That’s right, a former black slave knew that in order to achieve his God-given potential, he needed to dispense with the all-too-easy hatred of the white man, even when he had every emotional justification not to. He realized that his greatest enemy was no longer the white man, but the self-imposed limitations brought about by hatred and the victim mentality. The solution was to leave behind his “ill feeling” toward the Southern white man, not feed, pamper and justify it. After all, as Booker noted, “Few things, if any, are capable of making one so blind and narrow as race prejudice.” The same is true of the Palestinian leadership, whose race prejudice against Jews (something they indoctrinate their population with) is precisely what has made them so blind and narrow, completely unable and unwilling to see how their own decisions have impacted their situation. In Israel you see the freest, most prosperous and most successful Arabs in the Middle East. In areas under Palestinian jurisdiction, Jews could not step one foot inside for fear of losing their lives.
Finally, Booker was instrumental in establishing the Tuskegee Institute, a historically black college that sought to empower the former slaves with practical skills with which they could improve themselves and their community. At Tuskegee, race hatred was absolutely unacceptable. Rather, Booker’s goal, in the spirit of Jesus, whom he called “the Master,” was to enable his graduates to be useful to everyone in their communities, even their former enemies. He spoke with pride of these graduates:
“What is equally important, they are exhibiting a degree of common sense and self-control which is causing better relations to exist between the races, and is causing the Southern white man to learn to believe in the value of educating the men and women of my race. … Wherever our graduates go, the changes which soon begin to appear in the buying of land, improving homes, saving money, in education, and in high moral characters are remarkable.”
Is what the Palestinian leadership doing leading to anything of the sort?
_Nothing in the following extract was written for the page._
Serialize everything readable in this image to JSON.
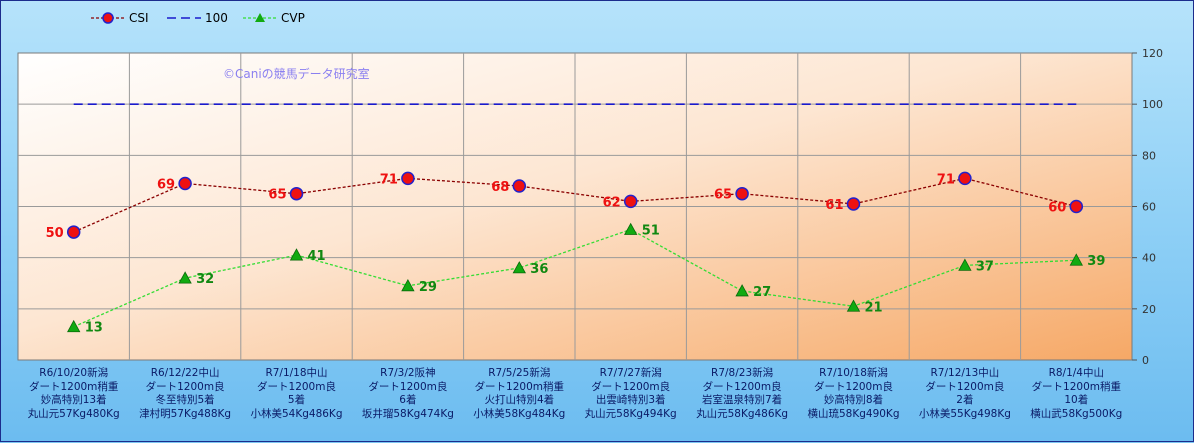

So in answer to the Palestinian leadership’s question about suicide bombers, “What else do you expect them to do?” I answer this: Read, learn from and adopt the attitudes of Booker T. Washington, a man who eschewed excuses, rejected hatred, recognized that true slavery is a product of the mind, not circumstances, and embraced his former enemies, thereby improving the world for both white and black. It is within your power to do the same for both Israelis and Palestinians.